La città e i romeni: il sindaco ne discute con l’ambasciatrice

Visita in Comune per la diplomatica Dana Constantinescu Con Giovannelli scambio di idee schietto sull’integrazione

OLBIA. L’incontro del sindaco Gianni Giovannelli con l’ambasciatore romeno in Italia, Dana Constantinescu, accompagnata dalla connazionale Paula Mitrache, ovvero la cantante Haiducii, è stata l’occasione per fare il punto sui rapporti tra Olbia e una delle comunità straniere più presenti in città. Ed è emerso come i romeni, nonostante siano tanti, ottimi lavoratori e generalmente ben integrati (nonostante per colpa di pochi si creda il contrario), non siano altrettanto bravi dal punto di vista “politico” e della comunicazione, nel senso di farsi conoscere e apprezzare magari riunendosi in associazioni e nominando dei rappresentanti, come fanno ad esempio, i senegalesi.

«In otto anni che faccio il primo cittadino – si rammarica Giovannelli – nessun romeno è mai venuto a espormi un problema o un progetto. Questa comunità dovrebbe partecipare di più alla vita olbiese». Invece sembra che i romeni si siano chiusi in sé stessi e nei loro problemi. Un po’ per colpa di una crisi che – ricorda il sindaco – ha colpito soprattutto l’edilizia, che è il settore che li ha attirati in città, lasciando molti di essi senza lavoro. «Teniamo presente che il nostro Paese – spiega l’ambasciatrice – proviene da un passato (quello della dittatura di Ceausescu, ndc) in cui vi era un solo partito e un solo sindacato. Non c’è quindi l’abitudine a partecipare. Ma è chiaro che occorre cambiare, aprirsi». Ritiene che la presenza di un console per l’isola, almeno onorario, potrebbe dare una grossa mano in questo senso ed è già stata fatta formale richiesta al governo di Bucarest.

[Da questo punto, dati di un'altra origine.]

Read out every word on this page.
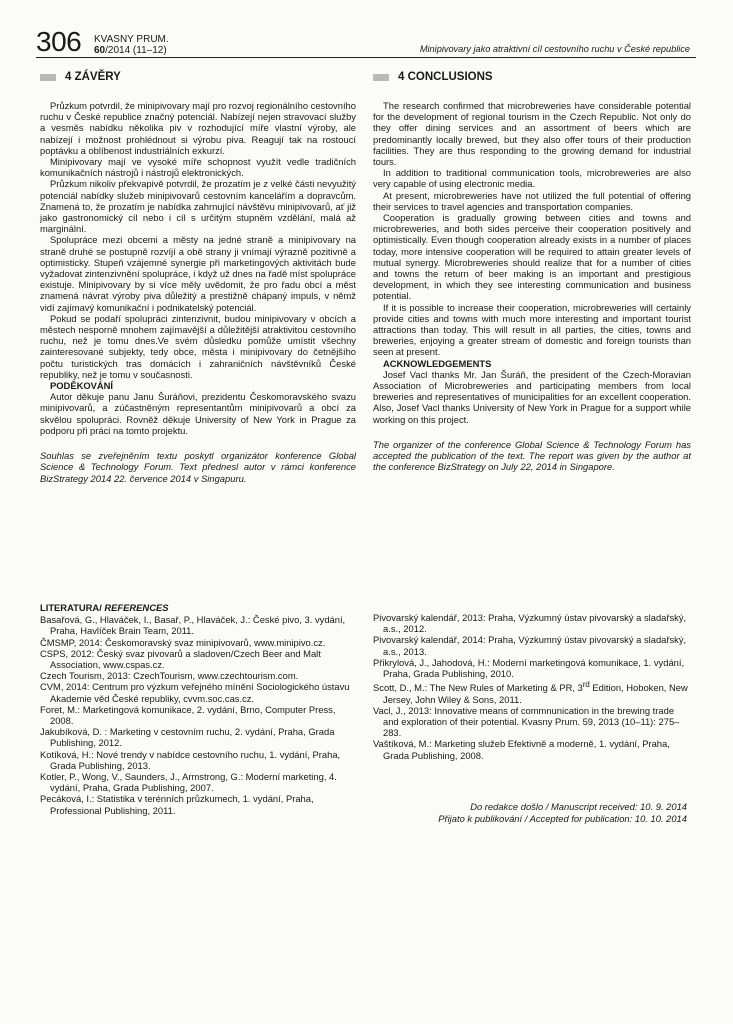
306 KVASNY PRUM.
60/2014 (11–12)	Minipivovary jako atraktivní cíl cestovního ruchu v České republice
4 ZÁVĚRY

Průzkum potvrdil, že minipivovary mají pro rozvoj regionálního cestovního ruchu v České republice značný potenciál. Nabízejí nejen stravovací služby a vesměs nabídku několika piv v rozhodující míře vlastní výroby, ale nabízejí i možnost prohlédnout si výrobu piva. Reagují tak na rostoucí poptávku a oblíbenost industriálních exkurzí.

Minipivovary mají ve vysoké míře schopnost využít vedle tradičních komunikačních nástrojů i nástrojů elektronických.

Průzkum nikoliv překvapivě potvrdil, že prozatím je z velké části nevyužitý potenciál nabídky služeb minipivovarů cestovním kancelářím a dopravcům. Znamená to, že prozatím je nabídka zahrnující návštěvu minipivovarů, ať již jako gastronomický cíl nebo i cíl s určitým stupněm vzdělání, malá až marginální.

Spolupráce mezi obcemi a městy na jedné straně a minipivovary na straně druhé se postupně rozvíjí a obě strany ji vnímají výrazně pozitivně a optimisticky. Stupeň vzájemné synergie při marketingových aktivitách bude vyžadovat zintenzivnění spolupráce, i když už dnes na řadě míst spolupráce existuje. Minipivovary by si více měly uvědomit, že pro řadu obcí a měst znamená návrat výroby piva důležitý a prestižně chápaný impuls, v němž vidí zajímavý komunikační i podnikatelský potenciál.

Pokud se podaří spolupráci zintenzivnit, budou minipivovary v obcích a městech nesporně mnohem zajímavější a důležitější atraktivitou cestovního ruchu, než je tomu dnes.Ve svém důsledku pomůže umístit všechny zainteresované subjekty, tedy obce, města i minipivovary do četnějšího počtu turistických tras domácích i zahraničních návštěvníků České republiky, než je tomu v současnosti.

PODĚKOVÁNÍ

Autor děkuje panu Janu Šuráňovi, prezidentu Českomoravského svazu minipivovarů, a zúčastněným representantům minipivovarů a obcí za skvělou spolupráci. Rovněž děkuje University of New York in Prague za podporu při práci na tomto projektu.

Souhlas se zveřejněním textu poskytl organizátor konference Global Science & Technology Forum. Text přednesl autor v rámci konference BizStrategy 2014 22. července 2014 v Singapuru.

4 CONCLUSIONS

The research confirmed that microbreweries have considerable potential for the development of regional tourism in the Czech Republic. Not only do they offer dining services and an assortment of beers which are predominantly locally brewed, but they also offer tours of their production facilities. They are thus responding to the growing demand for industrial tours.

In addition to traditional communication tools, microbreweries are also very capable of using electronic media.

At present, microbreweries have not utilized the full potential of offering their services to travel agencies and transportation companies.

Cooperation is gradually growing between cities and towns and microbreweries, and both sides perceive their cooperation positively and optimistically. Even though cooperation already exists in a number of places today, more intensive cooperation will be required to attain greater levels of mutual synergy. Microbreweries should realize that for a number of cities and towns the return of beer making is an important and prestigious development, in which they see interesting communication and business potential.

If it is possible to increase their cooperation, microbreweries will certainly provide cities and towns with much more interesting and important tourist attractions than today. This will result in all parties, the cities, towns and breweries, enjoying a greater stream of domestic and foreign tourists than seen at present.

ACKNOWLEDGEMENTS

Josef Vacl thanks Mr. Jan Šuráň, the president of the Czech-Moravian Association of Microbreweries and participating members from local breweries and representatives of municipalities for an excellent cooperation. Also, Josef Vacl thanks University of New York in Prague for a support while working on this project.

The organizer of the conference Global Science & Technology Forum has accepted the publication of the text. The report was given by the author at the conference BizStrategy on July 22, 2014 in Singapore.

LITERATURA/ REFERENCES

Basařová, G., Hlaváček, I., Basař, P., Hlaváček, J.: České pivo, 3. vydání, Praha, Havlíček Brain Team, 2011.

ČMSMP, 2014: Českomoravský svaz minipivovarů, www.minipivo.cz.

CSPS, 2012: Český svaz pivovarů a sladoven/Czech Beer and Malt Association, www.cspas.cz.

Czech Tourism, 2013: CzechTourism, www.czechtourism.com.

CVM, 2014: Centrum pro výzkum veřejného mínění Sociologického ústavu Akademie věd České republiky, cvvm.soc.cas.cz.

Foret, M.: Marketingová komunikace, 2. vydání, Brno, Computer Press, 2008.

Jakubíková, D. : Marketing v cestovním ruchu, 2. vydání, Praha, Grada Publishing, 2012.

Kotíková, H.: Nové trendy v nabídce cestovního ruchu, 1. vydání, Praha, Grada Publishing, 2013.

Kotler, P., Wong, V., Saunders, J., Armstrong, G.: Moderní marketing, 4. vydání, Praha, Grada Publishing, 2007.

Pecáková, I.: Statistika v terénních průzkumech, 1. vydání, Praha, Professional Publishing, 2011.

Pivovarský kalendář, 2013: Praha, Výzkumný ústav pivovarský a sladařský, a.s., 2012.

Pivovarský kalendář, 2014: Praha, Výzkumný ústav pivovarský a sladařský, a.s., 2013.

Přikrylová, J., Jahodová, H.: Moderní marketingová komunikace, 1. vydání, Praha, Grada Publishing, 2010.

Scott, D., M.: The New Rules of Marketing & PR, 3rd Edition, Hoboken, New Jersey, John Wiley & Sons, 2011.

Vacl, J., 2013: Innovative means of commnunication in the brewing trade and exploration of their potential. Kvasny Prum. 59, 2013 (10–11): 275–283.

Vaštíková, M.: Marketing služeb Efektivně a moderně, 1. vydání, Praha, Grada Publishing, 2008.

Do redakce došlo / Manuscript received: 10. 9. 2014
Přijato k publikování / Accepted for publication: 10. 10. 2014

Giovannelli è quindi riuscito a essere... diplomatico ma assai schietto con l’ambasciatrice Constantinescu, che dal canto suo non ha nascosto le problematiche. È fuor di dubbio che la stragrande maggioranza dei romeni abbia trovato a Olbia una sua dimensione ottimale, ma il sindaco non ha potuto non rilevare anche la piaga del lavoro in nero o dell’abitudine ad accettare salari che definisce “incivili” , fattori che – dice il primo cittadino –non creano le basi per una buona convivenza in quanto rappresentano una concorrenza sleale nel mercato lavorativo. E, a proposito, la “timidezza” nel vivere la città e le sue istituzioni non consente di coinvolgerli nella ricerca di attività alternative all’edilizia in crisi svolta con l’orientamento operato da alcune associazioni.

La Constantinescu ha convenuto ampiamente sul fatto che occorre lavorare tutti insieme per risolvere questi nodi. E ha messo in evidenza le radici comuni nella lingua e nel tipo di società, il fatto che i romeni in fondo siano molto latini, motivo che forse spiega il perché tanti scelgano l’Italia (sono oltre un milione). E

ha ricordato che sono ben 35 mila le imprese italiane che operano in Romania. Quindi uno scambio di libri: per il sindaco un volume con bellissime immagini del Paese dell’est, per l’ospite uno altrettanto bello su Tavolara. E la promessa di rivedersi al più presto.